Dory, 76, a retired construction worker and church volunteer, immediately pushed her down to the sidewalk and laid on top of her.
"I thought he would shoot and run away. Instead, he walked through the crowd and shot at close range," Stoddard said.
Jared Loughner allegedly shot 19 people, 6 fatally. He held the gun to Dory's left temple and pulled the trigger.
"I felt his is body give under him. I saw the blood start dripping to the concrete," Stoddard said.
She said she knew he faced severe brain damage or death. Dory never spoke another word.
"Within 7 to 10 minutes he was gone," she said.
Mavy Stoddard had been shot in the leg three times but did not know it. One bullet was lodged in her thigh.
"I felt I died with him," Stoddard said. "I had to build a life if I was going to have one."
Stoddard came to St. Louis during the with two other Tucson shooting survivors, Patricia Maisch and Bill Badger to call for more restrictive gun laws.
"I'm here to advocate that we fix the illegal gun laws to where people selling them have to call and check who they're selling to," Stoddard said.

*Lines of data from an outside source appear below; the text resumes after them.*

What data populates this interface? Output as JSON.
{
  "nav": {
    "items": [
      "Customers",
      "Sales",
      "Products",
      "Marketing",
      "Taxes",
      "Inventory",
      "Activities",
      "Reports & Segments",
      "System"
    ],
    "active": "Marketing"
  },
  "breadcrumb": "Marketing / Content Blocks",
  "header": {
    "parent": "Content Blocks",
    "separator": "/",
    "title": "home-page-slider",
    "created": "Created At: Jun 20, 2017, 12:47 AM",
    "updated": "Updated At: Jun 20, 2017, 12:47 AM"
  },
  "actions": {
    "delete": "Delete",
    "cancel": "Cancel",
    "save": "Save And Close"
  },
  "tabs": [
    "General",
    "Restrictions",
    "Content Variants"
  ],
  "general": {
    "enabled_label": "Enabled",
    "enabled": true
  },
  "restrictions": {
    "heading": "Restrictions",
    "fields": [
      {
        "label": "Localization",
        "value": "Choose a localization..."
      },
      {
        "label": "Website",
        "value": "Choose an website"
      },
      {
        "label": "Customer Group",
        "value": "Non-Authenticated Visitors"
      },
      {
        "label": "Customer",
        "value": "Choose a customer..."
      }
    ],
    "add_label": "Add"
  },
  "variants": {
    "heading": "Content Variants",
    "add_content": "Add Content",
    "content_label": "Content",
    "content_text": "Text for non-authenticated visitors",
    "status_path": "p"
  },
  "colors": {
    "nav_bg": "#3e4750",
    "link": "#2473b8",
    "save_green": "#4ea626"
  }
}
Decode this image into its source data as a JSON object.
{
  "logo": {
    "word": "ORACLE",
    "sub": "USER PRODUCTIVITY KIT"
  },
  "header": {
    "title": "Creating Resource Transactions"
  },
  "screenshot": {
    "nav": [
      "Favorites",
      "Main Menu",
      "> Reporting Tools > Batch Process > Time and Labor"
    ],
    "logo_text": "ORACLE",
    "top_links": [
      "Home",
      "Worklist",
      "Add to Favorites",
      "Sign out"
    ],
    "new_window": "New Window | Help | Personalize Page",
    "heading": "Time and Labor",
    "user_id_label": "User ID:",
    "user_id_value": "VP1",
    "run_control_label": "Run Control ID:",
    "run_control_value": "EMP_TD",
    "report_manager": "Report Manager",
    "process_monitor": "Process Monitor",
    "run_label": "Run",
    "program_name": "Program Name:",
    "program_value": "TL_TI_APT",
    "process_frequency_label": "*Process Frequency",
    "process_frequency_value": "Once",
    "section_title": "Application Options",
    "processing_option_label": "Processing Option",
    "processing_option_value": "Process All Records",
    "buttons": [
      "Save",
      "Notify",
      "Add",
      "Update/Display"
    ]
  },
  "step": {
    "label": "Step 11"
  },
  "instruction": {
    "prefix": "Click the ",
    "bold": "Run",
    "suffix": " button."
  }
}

Loughner was able to purchase a semi-automatic Glock 19 pistol from a local sporting goods store, because he passed a background check. Though he has since been ruled mentally incompetent, which would have disqualified him from gun purchases, Loughner's condition had not been reported to the state or the FBI criminal records system.
Stoddard, who owns three pistols herself, wants lawmakers to close loopholes that allow ineligible individuals obtain guns or for guns to be sold, such as at gun shows or by internet sellers, without conducting background checks. Stoddard also wants the NRA to help.
"They're so afraid that guns are going to be taken from this country. They aren't. They're part of our heritage. We just don't want them put in the hands of children and the felons, and we need that checked," Stoddard said. "We need to stand shoulder to shoulder in this country and try to save our kids."
Stoddard is skeptical of the NRA's call to expand rights to carry guns, concealed and otherwise, into more public places.
"Bars? You put a drunk and a gun together, it's pretty tough. Somebody is going to get killed. You put a gun on campus with hotheaded 20-year-olds. That's danger waiting to happen," Stoddard said "Use the same common sense with guns that you use in everything else in your life. Just don't go along with the crowd like sheep following to the slaughter, because that's what it could be."